Fifteen states and the city of Washington, D.C., on Tuesday announced an agreement that aims to make all new truck and bus sales emission-free by 2050.
The effort is intended to severely curtail greenhouse gas emissions from vehicles by getting governments to require that sales within their borders be of electric trucks and buses.
As an interim goal, those signing the memorandum of understanding would have 30 percent of new truck and bus sales in 2030 be emission free.
The memorandum is not legally binding and it says that states that don’t meet the goals won’t face any sort of disciplinary action.
The bipartisan document was signed by the governors of California, Colorado, Connecticut, Hawaii, Maine, Maryland, Massachusetts, New Jersey, New York, North Carolina, Oregon, Pennsylvania, Rhode Island, Vermont and Washington state and the mayor of Washington D.C.

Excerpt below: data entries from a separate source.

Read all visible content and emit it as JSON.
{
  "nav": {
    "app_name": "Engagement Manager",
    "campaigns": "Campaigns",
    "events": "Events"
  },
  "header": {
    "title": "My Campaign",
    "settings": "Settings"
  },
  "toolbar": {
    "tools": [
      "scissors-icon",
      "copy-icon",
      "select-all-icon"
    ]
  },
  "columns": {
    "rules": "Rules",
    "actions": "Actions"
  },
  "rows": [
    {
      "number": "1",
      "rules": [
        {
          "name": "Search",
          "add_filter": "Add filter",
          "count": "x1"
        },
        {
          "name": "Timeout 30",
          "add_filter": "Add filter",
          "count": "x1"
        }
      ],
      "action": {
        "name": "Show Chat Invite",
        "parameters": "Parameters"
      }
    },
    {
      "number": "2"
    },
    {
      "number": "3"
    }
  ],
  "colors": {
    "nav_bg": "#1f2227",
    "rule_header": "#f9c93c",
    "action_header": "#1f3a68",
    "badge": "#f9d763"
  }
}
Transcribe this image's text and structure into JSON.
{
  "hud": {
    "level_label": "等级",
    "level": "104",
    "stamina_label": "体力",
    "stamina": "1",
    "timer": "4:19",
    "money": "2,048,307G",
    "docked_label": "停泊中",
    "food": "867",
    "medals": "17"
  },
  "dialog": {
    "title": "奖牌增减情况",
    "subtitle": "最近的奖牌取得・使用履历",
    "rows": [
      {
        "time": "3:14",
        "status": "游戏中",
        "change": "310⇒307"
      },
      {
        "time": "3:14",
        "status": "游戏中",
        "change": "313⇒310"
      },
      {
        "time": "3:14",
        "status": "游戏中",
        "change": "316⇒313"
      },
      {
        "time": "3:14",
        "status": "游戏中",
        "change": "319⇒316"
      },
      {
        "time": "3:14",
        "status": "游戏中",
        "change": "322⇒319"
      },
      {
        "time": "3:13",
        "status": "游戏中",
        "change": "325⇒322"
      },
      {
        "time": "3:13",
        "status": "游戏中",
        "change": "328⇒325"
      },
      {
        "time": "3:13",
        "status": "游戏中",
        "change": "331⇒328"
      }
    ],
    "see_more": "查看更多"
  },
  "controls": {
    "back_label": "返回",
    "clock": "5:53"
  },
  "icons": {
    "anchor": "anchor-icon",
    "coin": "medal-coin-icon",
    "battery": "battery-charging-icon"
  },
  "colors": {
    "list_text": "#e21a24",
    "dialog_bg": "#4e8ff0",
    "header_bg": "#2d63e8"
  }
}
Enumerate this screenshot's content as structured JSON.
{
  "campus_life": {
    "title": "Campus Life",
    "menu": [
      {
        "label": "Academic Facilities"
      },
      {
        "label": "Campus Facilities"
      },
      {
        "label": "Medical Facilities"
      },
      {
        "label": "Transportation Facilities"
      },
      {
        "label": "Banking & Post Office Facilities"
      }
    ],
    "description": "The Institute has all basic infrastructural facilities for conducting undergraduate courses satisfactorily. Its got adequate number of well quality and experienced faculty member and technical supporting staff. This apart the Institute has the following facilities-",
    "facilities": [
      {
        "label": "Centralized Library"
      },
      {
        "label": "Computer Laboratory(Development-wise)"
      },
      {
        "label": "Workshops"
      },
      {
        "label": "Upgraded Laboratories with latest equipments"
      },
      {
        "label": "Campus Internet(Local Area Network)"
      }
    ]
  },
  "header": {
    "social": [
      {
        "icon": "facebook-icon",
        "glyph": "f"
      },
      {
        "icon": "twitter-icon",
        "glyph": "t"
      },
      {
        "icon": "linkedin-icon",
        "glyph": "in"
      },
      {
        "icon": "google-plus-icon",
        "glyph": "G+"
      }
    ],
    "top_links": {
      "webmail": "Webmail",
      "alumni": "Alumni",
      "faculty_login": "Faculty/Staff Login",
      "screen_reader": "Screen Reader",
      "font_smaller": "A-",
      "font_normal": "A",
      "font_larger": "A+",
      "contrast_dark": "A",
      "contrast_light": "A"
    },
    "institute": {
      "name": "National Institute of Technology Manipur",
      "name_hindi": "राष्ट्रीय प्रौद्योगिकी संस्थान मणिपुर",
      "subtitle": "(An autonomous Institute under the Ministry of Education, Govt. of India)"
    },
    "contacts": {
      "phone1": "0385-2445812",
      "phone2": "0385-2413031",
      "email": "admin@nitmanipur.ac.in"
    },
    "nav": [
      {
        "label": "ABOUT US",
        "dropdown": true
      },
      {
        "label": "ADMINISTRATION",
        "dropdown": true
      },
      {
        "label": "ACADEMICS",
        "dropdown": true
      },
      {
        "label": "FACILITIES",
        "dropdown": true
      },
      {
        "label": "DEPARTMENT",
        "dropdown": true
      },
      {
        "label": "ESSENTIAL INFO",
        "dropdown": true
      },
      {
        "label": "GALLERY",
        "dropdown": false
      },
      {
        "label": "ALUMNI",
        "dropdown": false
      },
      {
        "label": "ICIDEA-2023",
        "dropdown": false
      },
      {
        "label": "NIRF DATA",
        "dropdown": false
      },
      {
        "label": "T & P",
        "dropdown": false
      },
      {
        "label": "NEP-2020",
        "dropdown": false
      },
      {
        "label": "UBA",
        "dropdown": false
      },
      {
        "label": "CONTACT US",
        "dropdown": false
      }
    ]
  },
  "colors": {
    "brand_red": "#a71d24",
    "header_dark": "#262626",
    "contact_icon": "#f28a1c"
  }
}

The move follows a decision by California to require truck manufacturers to sell a greater percentage of zero-emissions trucks by 2024.
The transportation sector makes up 28 percent of the country’s greenhouse gas emissions, the largest out of any sector, according to the Environmental Protection Agency (EPA).
Earlier this year, the EPA unveiled its own proposal to update truck emissions regulations for the first time since 2001, however, critics fear the measure will undermine tougher state standards.